Agathon Rwasa, a former rebel leader like Nkurunziza during Burundi's civil war, told Reuters he constantly feared ambush and regularly changed his travel plans.
“I personally am targeted from everywhere. I don’t know who can hit me first and I’m sure that the one who succeeds in doing so will try to blame it on someone else,” he said while attending a conference in Cape Town.
“My safety and the safety of many Burundians is not guaranteed,” he said, stressing that he would not seek asylum in South Africa but would return home to his family.
Nkurunziza and his supporters say his re-election was legitimate under the constitution.
President Paul Kagame of Rwanda, a neighboring state that was torn apart by genocide in 1994 and shares the same ethnic mix, has implored Burundi to avoid sliding into ethnic conflict. Burundi dismissed Kagame's remarks as "indecent and unfair."
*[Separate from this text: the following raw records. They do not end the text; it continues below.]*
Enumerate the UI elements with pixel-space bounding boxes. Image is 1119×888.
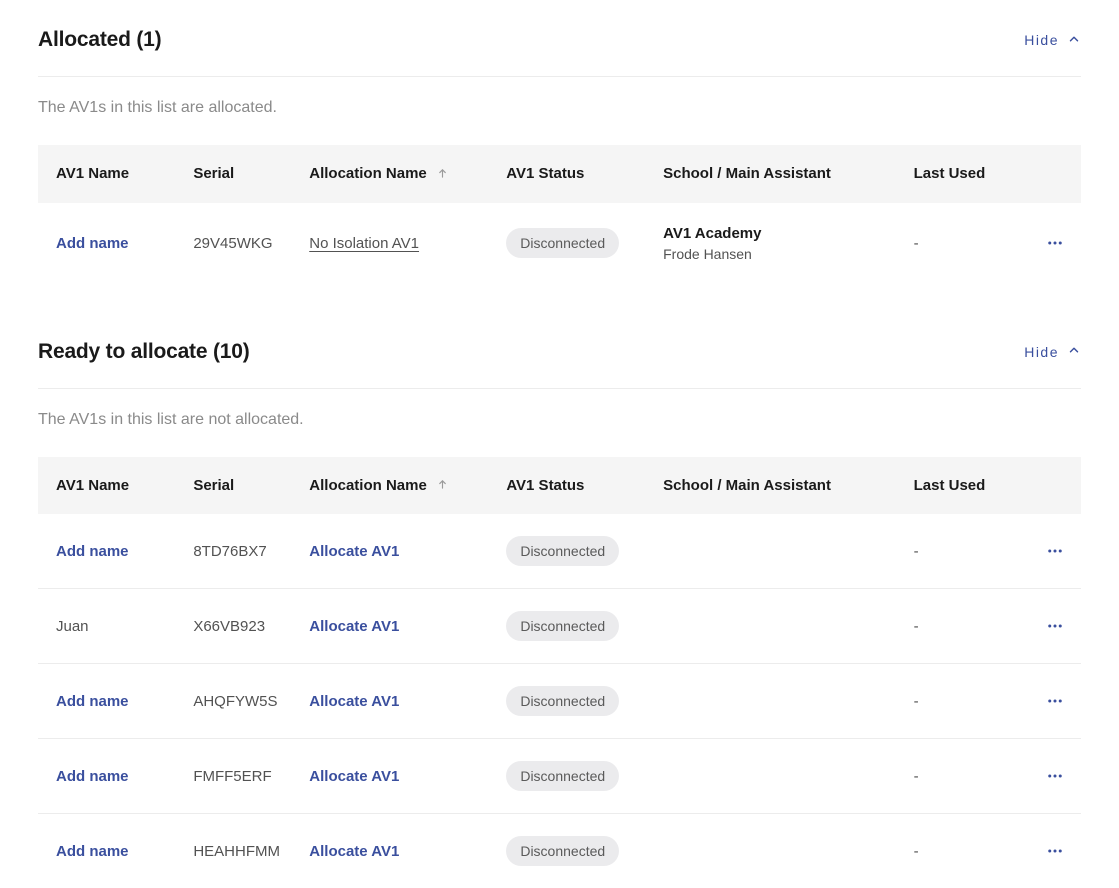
col-header-actions [1029,457,1081,515]
section-title-allocated: Allocated (1) [38,28,161,52]
col-header-lastused[interactable]: Last Used [900,457,1029,515]
hide-toggle-allocated[interactable]: Hide [1024,32,1081,49]
school-cell [649,814,899,888]
add-name-link[interactable]: Add name [56,693,129,710]
more-horizontal-icon [1046,842,1064,860]
serial-cell: FMFF5ERF [179,739,295,814]
last-used-cell: - [900,739,1029,814]
status-badge: Disconnected [506,611,619,641]
section-header: Ready to allocate (10) Hide [38,340,1081,389]
last-used-cell: - [900,203,1029,284]
school-cell: AV1 Academy Frode Hansen [649,203,899,284]
more-horizontal-icon [1046,767,1064,785]
school-cell [649,739,899,814]
table-body-allocated: Add name 29V45WKG No Isolation AV1 Disconne… [38,203,1081,284]
more-horizontal-icon [1046,692,1064,710]
section-ready: Ready to allocate (10) Hide The AV1s in … [38,340,1081,888]
col-header-allocation[interactable]: Allocation Name [295,145,492,203]
col-header-school[interactable]: School / Main Assistant [649,457,899,515]
more-horizontal-icon [1046,542,1064,560]
table-ready: AV1 Name Serial Allocation Name AV1 Stat… [38,457,1081,888]
add-name-link[interactable]: Add name [56,843,129,860]
hide-label: Hide [1024,344,1059,360]
section-gap [38,284,1081,340]
col-header-serial[interactable]: Serial [179,457,295,515]
table-body-ready: Add name 8TD76BX7 Allocate AV1 Disconnected… [38,514,1081,888]
section-desc-ready: The AV1s in this list are not allocated. [38,389,1081,457]
more-actions-button[interactable] [1043,764,1067,788]
more-horizontal-icon [1046,234,1064,252]
status-badge: Disconnected [506,228,619,258]
more-actions-button[interactable] [1043,231,1067,255]
hide-label: Hide [1024,32,1059,48]
serial-cell: X66VB923 [179,589,295,664]
col-header-serial[interactable]: Serial [179,145,295,203]
last-used-cell: - [900,814,1029,888]
last-used-cell: - [900,514,1029,589]
allocation-link[interactable]: No Isolation AV1 [309,235,419,252]
more-actions-button[interactable] [1043,539,1067,563]
serial-cell: AHQFYW5S [179,664,295,739]
add-name-link[interactable]: Add name [56,543,129,560]
more-actions-button[interactable] [1043,689,1067,713]
sort-asc-icon [437,166,448,183]
hide-toggle-ready[interactable]: Hide [1024,343,1081,360]
serial-cell: 29V45WKG [179,203,295,284]
serial-cell: 8TD76BX7 [179,514,295,589]
section-allocated: Allocated (1) Hide The AV1s in this list… [38,28,1081,284]
allocate-av1-link[interactable]: Allocate AV1 [309,768,399,785]
table-row: Add name 29V45WKG No Isolation AV1 Disconne… [38,203,1081,284]
chevron-up-icon [1067,32,1081,49]
more-actions-button[interactable] [1043,614,1067,638]
col-header-lastused[interactable]: Last Used [900,145,1029,203]
allocate-av1-link[interactable]: Allocate AV1 [309,618,399,635]
school-cell [649,664,899,739]
assistant-name: Frode Hansen [663,246,885,262]
allocate-av1-link[interactable]: Allocate AV1 [309,543,399,560]
section-desc-allocated: The AV1s in this list are allocated. [38,77,1081,145]
col-header-allocation-label: Allocation Name [309,165,427,182]
last-used-cell: - [900,664,1029,739]
more-actions-button[interactable] [1043,839,1067,863]
sort-asc-icon [437,477,448,494]
serial-cell: HEAHHFMM [179,814,295,888]
col-header-allocation[interactable]: Allocation Name [295,457,492,515]
table-header-row: AV1 Name Serial Allocation Name AV1 Stat… [38,457,1081,515]
school-cell [649,589,899,664]
av1-name: Juan [56,618,89,635]
allocate-av1-link[interactable]: Allocate AV1 [309,693,399,710]
last-used-cell: - [900,589,1029,664]
status-badge: Disconnected [506,686,619,716]
col-header-allocation-label: Allocation Name [309,477,427,494]
add-name-link[interactable]: Add name [56,235,129,252]
col-header-actions [1029,145,1081,203]
add-name-link[interactable]: Add name [56,768,129,785]
col-header-name[interactable]: AV1 Name [38,145,179,203]
table-row: Add name FMFF5ERF Allocate AV1 Disconnected… [38,739,1081,814]
table-row: Add name HEAHHFMM Allocate AV1 Disconnected… [38,814,1081,888]
allocate-av1-link[interactable]: Allocate AV1 [309,843,399,860]
table-row: Add name AHQFYW5S Allocate AV1 Disconnected… [38,664,1081,739]
table-header-row: AV1 Name Serial Allocation Name AV1 Stat… [38,145,1081,203]
more-horizontal-icon [1046,617,1064,635]
table-row: Add name 8TD76BX7 Allocate AV1 Disconnected… [38,514,1081,589]
col-header-status[interactable]: AV1 Status [492,457,649,515]
col-header-name[interactable]: AV1 Name [38,457,179,515]
col-header-school[interactable]: School / Main Assistant [649,145,899,203]
col-header-status[interactable]: AV1 Status [492,145,649,203]
section-header: Allocated (1) Hide [38,28,1081,77]
table-row: Juan X66VB923 Allocate AV1 Disconnected - [38,589,1081,664]
school-name: AV1 Academy [663,225,885,242]
school-cell [649,514,899,589]
chevron-up-icon [1067,343,1081,360]
page: Allocated (1) Hide The AV1s in this list… [0,0,1119,888]
section-title-ready: Ready to allocate (10) [38,340,250,364]
status-badge: Disconnected [506,536,619,566]
status-badge: Disconnected [506,761,619,791]
table-allocated: AV1 Name Serial Allocation Name AV1 Stat… [38,145,1081,284]
status-badge: Disconnected [506,836,619,866]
Awash with guns, simmering violence in Burundi has stoked international concerns about a new conflict erupting in a country where an ethnically-charged civil war ended just a decade ago after 300,000 people were killed.
In the capital Bujumbura, armed vigilantes patrol at night in a city plagued by killings and violence six months after thousands took to the streets to oppose the president's re-election.
A relaxed-looking Rwasa, who has called for dialogue with Nkurunziza as the best way to reduce tensions, spoke of an incident two weeks ago.
"I heard that there was a pick-up with guys in uniforms and equipped with RPG's and machine guns. That car didn't have number plates and stood there for about three hours and I was obliged to divert and go around another place," he said.
"They shifted and went to the route they thought I would be utilizing, but I managed to divert and reach my point I was heading to," he added.
Rwasa said Burundi was in danger of descending into chaos.
"Either we are wise enough and accept genuine dialogue or we become stubborn, and one may rely on his weapons or his money or whatever, then there is a high risk of Burundi becoming like Somalia of the 90's," he said.